Another Must-Carry Lawsuit Against YouTube Fails–Daniels v Alphabet

[I’ll discuss Justice Thomas’ latest bonkers statement later this week]

Daniels, a/k/a “Young Pharoah,” posted videos to YouTube, apparently of the #MAGA genre. YouTube removed some videos, allegedly “shadowbanned” him (again, I raise questions whether that’s the appropriate term here), and allegedly kept money it should have paid to him. (This looks like a situation where YouTube applied overlapping content moderation remedies). He sued YouTube for a variety of claims, all of which fail.

Personnel note: the plaintiff’s lawyers are Maria Cristina Armenta and Credence Elizabeth Sol, and this isn’t their first appearance on the blog. They will always hold special status in Internet Law for their ultimately-unsuccessful censorial efforts to force YouTube to remove the Innocence of Muslims video. Now, they are working–again unsuccessfully–to impose censorial must-carry obligations on Internet services.
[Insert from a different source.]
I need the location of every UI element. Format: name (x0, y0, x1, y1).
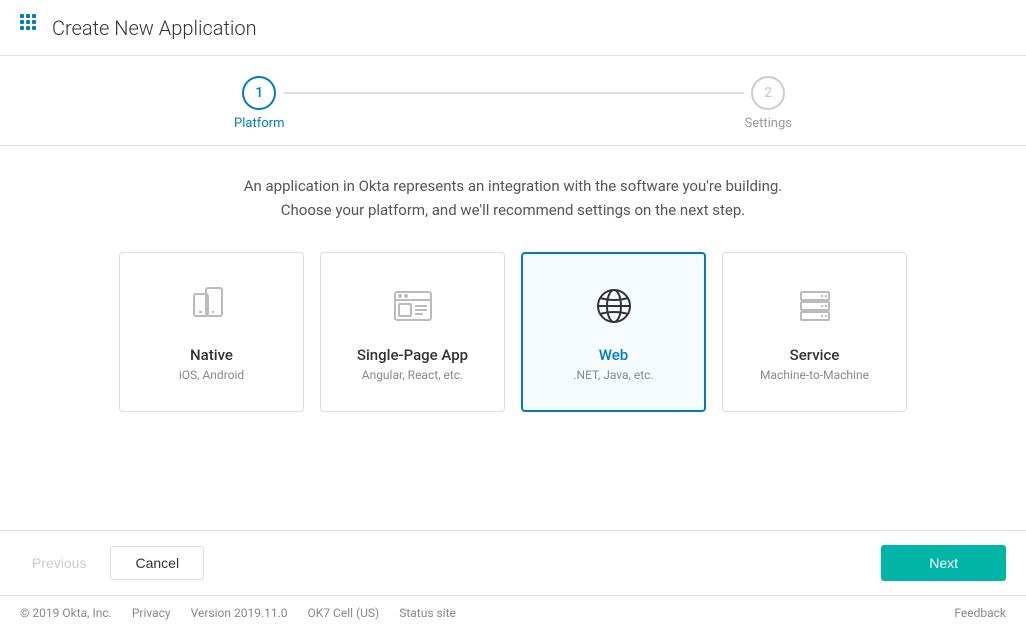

The opinion covers the standard ground. A couple things to note:

State Action. Daniels claimed that censorial exhortations from Reps. Pelosi and Schiff turned YouTube into a state actor. I discussed this issue in this post about AAPS v. Schiff. TL;DR: it’s terrible when members of Congress ask Internet services to censor, but their garden-variety jawboning doesn’t convert the Internet services into state actors.
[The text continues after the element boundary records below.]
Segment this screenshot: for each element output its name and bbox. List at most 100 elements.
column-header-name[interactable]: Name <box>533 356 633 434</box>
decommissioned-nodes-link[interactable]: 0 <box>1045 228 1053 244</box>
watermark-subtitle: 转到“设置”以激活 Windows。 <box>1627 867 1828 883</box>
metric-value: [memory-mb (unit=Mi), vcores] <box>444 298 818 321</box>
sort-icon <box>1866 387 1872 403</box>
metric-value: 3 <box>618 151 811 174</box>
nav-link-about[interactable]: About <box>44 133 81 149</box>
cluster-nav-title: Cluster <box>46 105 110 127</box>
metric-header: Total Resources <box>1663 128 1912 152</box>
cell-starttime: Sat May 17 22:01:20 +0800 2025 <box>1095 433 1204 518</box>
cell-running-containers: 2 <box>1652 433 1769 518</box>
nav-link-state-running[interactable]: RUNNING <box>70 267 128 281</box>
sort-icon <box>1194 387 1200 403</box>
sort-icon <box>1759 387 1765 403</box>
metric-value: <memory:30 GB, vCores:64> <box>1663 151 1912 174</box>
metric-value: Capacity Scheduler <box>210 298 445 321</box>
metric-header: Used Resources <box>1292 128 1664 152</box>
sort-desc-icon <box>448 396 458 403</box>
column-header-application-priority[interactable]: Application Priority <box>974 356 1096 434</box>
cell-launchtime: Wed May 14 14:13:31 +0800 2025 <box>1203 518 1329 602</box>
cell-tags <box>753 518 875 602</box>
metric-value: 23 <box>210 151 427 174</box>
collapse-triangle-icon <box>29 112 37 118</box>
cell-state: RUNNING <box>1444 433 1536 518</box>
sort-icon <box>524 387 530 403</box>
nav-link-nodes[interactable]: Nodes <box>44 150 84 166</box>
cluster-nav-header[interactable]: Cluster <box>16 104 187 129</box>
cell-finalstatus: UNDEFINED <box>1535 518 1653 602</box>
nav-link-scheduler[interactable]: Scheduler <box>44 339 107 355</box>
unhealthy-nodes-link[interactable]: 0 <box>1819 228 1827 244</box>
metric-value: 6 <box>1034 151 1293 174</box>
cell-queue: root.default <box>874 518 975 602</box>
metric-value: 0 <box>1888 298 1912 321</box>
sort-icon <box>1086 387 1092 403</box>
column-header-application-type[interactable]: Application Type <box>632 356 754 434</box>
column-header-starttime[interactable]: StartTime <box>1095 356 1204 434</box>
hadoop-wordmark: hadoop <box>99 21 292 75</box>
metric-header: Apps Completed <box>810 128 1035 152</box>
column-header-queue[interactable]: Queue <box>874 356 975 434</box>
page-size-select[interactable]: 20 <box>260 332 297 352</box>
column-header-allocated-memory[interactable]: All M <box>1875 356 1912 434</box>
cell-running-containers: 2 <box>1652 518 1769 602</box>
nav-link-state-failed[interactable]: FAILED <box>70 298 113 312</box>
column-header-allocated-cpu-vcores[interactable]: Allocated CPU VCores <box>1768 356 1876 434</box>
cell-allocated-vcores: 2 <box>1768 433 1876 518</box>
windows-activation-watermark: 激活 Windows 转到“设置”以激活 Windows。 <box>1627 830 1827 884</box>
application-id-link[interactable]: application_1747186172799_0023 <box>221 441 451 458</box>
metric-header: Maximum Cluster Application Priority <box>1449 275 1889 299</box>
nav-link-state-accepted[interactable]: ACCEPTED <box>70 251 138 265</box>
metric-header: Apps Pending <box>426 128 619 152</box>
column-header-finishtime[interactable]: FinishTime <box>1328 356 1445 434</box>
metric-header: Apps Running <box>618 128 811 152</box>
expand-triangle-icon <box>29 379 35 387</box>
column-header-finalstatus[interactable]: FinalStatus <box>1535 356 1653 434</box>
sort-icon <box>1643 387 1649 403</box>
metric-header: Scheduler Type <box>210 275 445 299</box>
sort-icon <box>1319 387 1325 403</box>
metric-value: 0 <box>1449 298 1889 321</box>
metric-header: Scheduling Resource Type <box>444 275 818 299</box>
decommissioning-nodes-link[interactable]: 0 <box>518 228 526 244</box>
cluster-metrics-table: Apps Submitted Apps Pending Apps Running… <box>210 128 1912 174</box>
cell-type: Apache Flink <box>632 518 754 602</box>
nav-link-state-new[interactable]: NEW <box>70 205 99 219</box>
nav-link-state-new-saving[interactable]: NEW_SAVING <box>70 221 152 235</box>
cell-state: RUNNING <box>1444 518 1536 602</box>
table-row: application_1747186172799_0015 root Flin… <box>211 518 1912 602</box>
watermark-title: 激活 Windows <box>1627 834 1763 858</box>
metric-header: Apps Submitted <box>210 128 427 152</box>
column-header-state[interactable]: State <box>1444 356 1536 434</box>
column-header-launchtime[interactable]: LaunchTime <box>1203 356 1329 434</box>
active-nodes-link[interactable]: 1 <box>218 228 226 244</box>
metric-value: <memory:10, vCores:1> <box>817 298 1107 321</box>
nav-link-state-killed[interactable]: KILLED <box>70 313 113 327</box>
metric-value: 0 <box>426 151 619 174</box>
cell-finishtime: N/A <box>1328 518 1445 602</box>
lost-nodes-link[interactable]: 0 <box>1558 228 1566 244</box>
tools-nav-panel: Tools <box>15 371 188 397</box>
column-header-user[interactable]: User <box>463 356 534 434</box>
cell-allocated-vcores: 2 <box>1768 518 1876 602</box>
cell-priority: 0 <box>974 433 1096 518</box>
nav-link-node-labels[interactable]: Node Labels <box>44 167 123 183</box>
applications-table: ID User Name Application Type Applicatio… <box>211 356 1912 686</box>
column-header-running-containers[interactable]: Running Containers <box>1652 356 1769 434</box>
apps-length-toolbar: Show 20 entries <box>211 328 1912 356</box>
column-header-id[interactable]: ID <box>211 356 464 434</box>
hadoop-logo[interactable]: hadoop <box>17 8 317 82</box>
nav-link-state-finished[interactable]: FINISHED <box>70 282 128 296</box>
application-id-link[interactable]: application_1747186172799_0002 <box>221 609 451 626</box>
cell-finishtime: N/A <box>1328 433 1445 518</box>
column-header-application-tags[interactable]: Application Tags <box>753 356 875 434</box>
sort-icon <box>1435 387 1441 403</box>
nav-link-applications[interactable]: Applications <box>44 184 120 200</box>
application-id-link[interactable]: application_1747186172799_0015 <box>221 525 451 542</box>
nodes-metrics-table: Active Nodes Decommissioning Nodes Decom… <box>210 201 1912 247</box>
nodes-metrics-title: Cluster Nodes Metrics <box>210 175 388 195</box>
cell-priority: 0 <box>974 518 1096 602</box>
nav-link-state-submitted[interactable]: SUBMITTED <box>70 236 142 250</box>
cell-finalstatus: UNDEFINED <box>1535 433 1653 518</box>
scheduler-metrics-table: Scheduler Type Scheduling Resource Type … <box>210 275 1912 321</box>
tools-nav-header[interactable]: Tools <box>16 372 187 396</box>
Section 230. The court says the defense admitted that Section 230(c)(1) wouldn’t preempt a breach of contract claim. We know this isn’t true. I’ve blogged many cases where Section 230(c)(1) did apply to contract breach claims (and I’ll blog another one soon), including Murphy v. Twitter, a California appellate court that made it 100% clear that Murphy’s contract claims didn’t get around Section 230(c)(1). I believe the court was trying to say that Google wasn’t pressing the Section 230 claim against the plaintiff’s efforts to collect withheld payouts; but the court’s wording was broader, and it makes no sense why the court discussed the contract limits only with respect to Section 230(c)(1) but then turned around and immediately discussed Section 230(c)(2)(A).

Indeed, the court says that Section 230(c)(2)(A) preempts all of the state law claims other than YouTube’s failure to pay. Daniels made the standard argument that YouTube’s removals were in bad faith, but the court says that bare assertion wasn’t enough. Unlike Enigma v. Malwarebytes, “Mr. Daniels does not allege that he is in direct competition with defendants, or that defendants’ removal of his videos stemmed from an anticompetitive animus.” And unlike Song Fi v. Google, “Mr. Daniels does not allege that YouTube removed or restricted access to his videos for a reason unrelated to their content.”
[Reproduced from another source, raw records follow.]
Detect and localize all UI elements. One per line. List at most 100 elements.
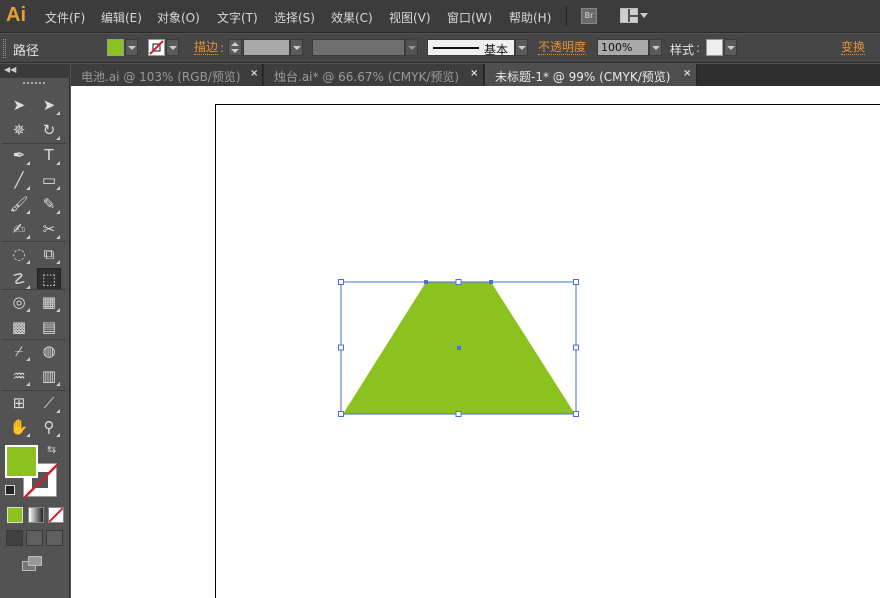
- gradient-tool[interactable]: ▤: [37, 316, 61, 338]
- stroke-weight-stepper[interactable]: [228, 39, 242, 56]
- tab-candlestick[interactable]: 烛台.ai* @ 66.67% (CMYK/预览) ×: [264, 64, 484, 86]
- pen-tool[interactable]: ✒: [7, 144, 31, 166]
- close-icon[interactable]: ×: [470, 68, 478, 79]
- menu-view[interactable]: 视图(V): [389, 9, 431, 26]
- panel-grip[interactable]: [3, 39, 6, 58]
- paintbrush-tool[interactable]: 🖌: [7, 193, 31, 215]
- handle-top-left[interactable]: [338, 279, 344, 285]
- zoom-icon: ⚲: [43, 418, 55, 436]
- tool-group-indicator: [56, 210, 60, 214]
- fill-color-box[interactable]: [5, 445, 38, 478]
- stroke-weight-input[interactable]: [243, 39, 290, 56]
- blob-brush-tool[interactable]: ✍: [7, 218, 31, 240]
- menu-select[interactable]: 选择(S): [274, 9, 315, 26]
- eyedropper-tool[interactable]: ⌿: [7, 340, 31, 362]
- selection-tool[interactable]: ➤: [7, 94, 31, 116]
- opacity-dropdown[interactable]: [649, 39, 662, 56]
- lasso-tool[interactable]: ↻: [37, 119, 61, 141]
- menu-type[interactable]: 文字(T): [217, 9, 258, 26]
- stroke-panel-link[interactable]: 描边: [194, 41, 219, 55]
- perspective-grid-tool[interactable]: ▦: [37, 291, 61, 313]
- stroke-preview-line: [433, 47, 479, 49]
- handle-top-right[interactable]: [573, 279, 579, 285]
- width-tool[interactable]: ☡: [7, 268, 31, 290]
- hand-tool[interactable]: ✋: [7, 416, 31, 438]
- default-fill-stroke-icon[interactable]: [5, 485, 15, 495]
- variable-width-profile[interactable]: [312, 39, 405, 56]
- stroke-dropdown[interactable]: [166, 39, 179, 56]
- tab-battery[interactable]: 电池.ai @ 103% (RGB/预览) ×: [71, 64, 263, 86]
- none-mode-button[interactable]: [48, 507, 64, 523]
- menu-effect[interactable]: 效果(C): [331, 9, 373, 26]
- tool-group-indicator: [56, 111, 60, 115]
- anchor-point[interactable]: [424, 280, 428, 284]
- close-icon[interactable]: ×: [250, 68, 258, 79]
- column-graph-icon: ▥: [41, 367, 57, 385]
- close-icon[interactable]: ×: [683, 68, 691, 79]
- type-tool[interactable]: T: [37, 144, 61, 166]
- stroke-weight-dropdown[interactable]: [290, 39, 303, 56]
- slice-tool[interactable]: ⟋: [37, 392, 61, 414]
- menu-edit[interactable]: 编辑(E): [101, 9, 142, 26]
- shape-builder-tool[interactable]: ◎: [7, 291, 31, 313]
- handle-bottom-center[interactable]: [455, 411, 462, 417]
- bridge-icon[interactable]: Br: [581, 8, 597, 24]
- menu-help[interactable]: 帮助(H): [509, 9, 551, 26]
- graphic-style-swatch[interactable]: [706, 39, 723, 56]
- magic-wand-tool[interactable]: ✵: [7, 119, 31, 141]
- fill-swatch[interactable]: [107, 39, 124, 56]
- scale-tool[interactable]: ⧉: [37, 243, 61, 265]
- brush-definition-dropdown[interactable]: [515, 39, 528, 56]
- draw-behind-button[interactable]: [26, 530, 43, 546]
- handle-bottom-left[interactable]: [338, 411, 344, 417]
- free-transform-tool[interactable]: ⬚: [37, 268, 61, 290]
- color-mode-button[interactable]: [7, 507, 23, 523]
- none-icon: [48, 507, 64, 523]
- menu-bar: Ai 文件(F) 编辑(E) 对象(O) 文字(T) 选择(S) 效果(C) 视…: [0, 0, 880, 33]
- handle-middle-left[interactable]: [338, 344, 344, 351]
- draw-inside-button[interactable]: [46, 530, 63, 546]
- gradient-mode-button[interactable]: [28, 507, 44, 523]
- line-segment-tool[interactable]: ╱: [7, 169, 31, 191]
- zoom-tool[interactable]: ⚲: [37, 416, 61, 438]
- workspace-switcher-icon[interactable]: [620, 8, 638, 23]
- draw-normal-button[interactable]: [6, 530, 23, 546]
- handle-top-center[interactable]: [455, 279, 462, 285]
- swap-fill-stroke-icon[interactable]: ⇆: [47, 443, 56, 456]
- tool-group-indicator: [56, 260, 60, 264]
- collapse-icon[interactable]: ◀◀: [4, 65, 16, 74]
- selected-artwork[interactable]: [330, 270, 590, 430]
- menu-file[interactable]: 文件(F): [45, 9, 85, 26]
- fill-dropdown[interactable]: [125, 39, 138, 56]
- stroke-swatch[interactable]: [148, 39, 165, 56]
- chevron-down-icon[interactable]: [640, 13, 648, 18]
- blend-tool[interactable]: ◍: [37, 340, 61, 362]
- variable-width-dropdown[interactable]: [405, 39, 418, 56]
- handle-middle-right[interactable]: [573, 344, 579, 351]
- anchor-point[interactable]: [489, 280, 493, 284]
- rectangle-tool[interactable]: ▭: [37, 169, 61, 191]
- pencil-tool[interactable]: ✎: [37, 193, 61, 215]
- rotate-icon: ◌: [12, 245, 26, 263]
- opacity-panel-link[interactable]: 不透明度: [538, 41, 587, 55]
- direct-selection-tool[interactable]: ➤: [37, 94, 61, 116]
- rotate-tool[interactable]: ◌: [7, 243, 31, 265]
- screen-mode-button[interactable]: [22, 556, 44, 572]
- scissors-tool[interactable]: ✂: [37, 218, 61, 240]
- tools-panel-header: ◀◀: [0, 64, 70, 78]
- tab-label: 烛台.ai* @ 66.67% (CMYK/预览): [274, 70, 460, 84]
- blend-icon: ◍: [42, 342, 56, 360]
- panel-grip[interactable]: [23, 82, 45, 85]
- opacity-input[interactable]: 100%: [597, 39, 649, 56]
- brush-definition[interactable]: 基本: [427, 39, 515, 57]
- symbol-sprayer-tool[interactable]: ♒: [7, 365, 31, 387]
- menu-object[interactable]: 对象(O): [157, 9, 200, 26]
- transform-panel-link[interactable]: 变换: [841, 41, 866, 55]
- menu-window[interactable]: 窗口(W): [447, 9, 492, 26]
- column-graph-tool[interactable]: ▥: [37, 365, 61, 387]
- tab-untitled-1[interactable]: 未标题-1* @ 99% (CMYK/预览) ×: [485, 64, 697, 86]
- artboard-tool[interactable]: ⊞: [7, 392, 31, 414]
- mesh-tool[interactable]: ▩: [7, 316, 31, 338]
- graphic-style-dropdown[interactable]: [724, 39, 737, 56]
- handle-bottom-right[interactable]: [573, 411, 579, 417]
It’s great, but a bit surprising, to see the court’s muscular application of Section 230(c)(2)(A), which parallels the (uncited) Second Circuit Domen v. Vimeo ruling. So long as courts push back on plaintiffs’ weak pleading–like this court did–Section 230(c)(2)(A) could have a valuable role to play in the account termination/content removal space. Instead, I fear other judges will not consistently pushback on weak allegations of bad faith, which is the primary reason why Internet services have avoided relying on Section 230(c)(2)(A) defenses. Still, I’m adding Domen v. Vimeo to the next edition of my Internet Law casebook because I think it’s time to teach 230(c)(2)(A) more seriously.

The plaintiff can replead the contract breach claim for failure-to-pay, but the case has lost all of its ideological implications about must-carry obligations and instead has devolved into a routine collections case (that will likely fail anyways).

Case citation: Daniels v. Alphabet Inc., 2021 WL 1222166 (N.D. Cal. March 31, 2021). The complaint.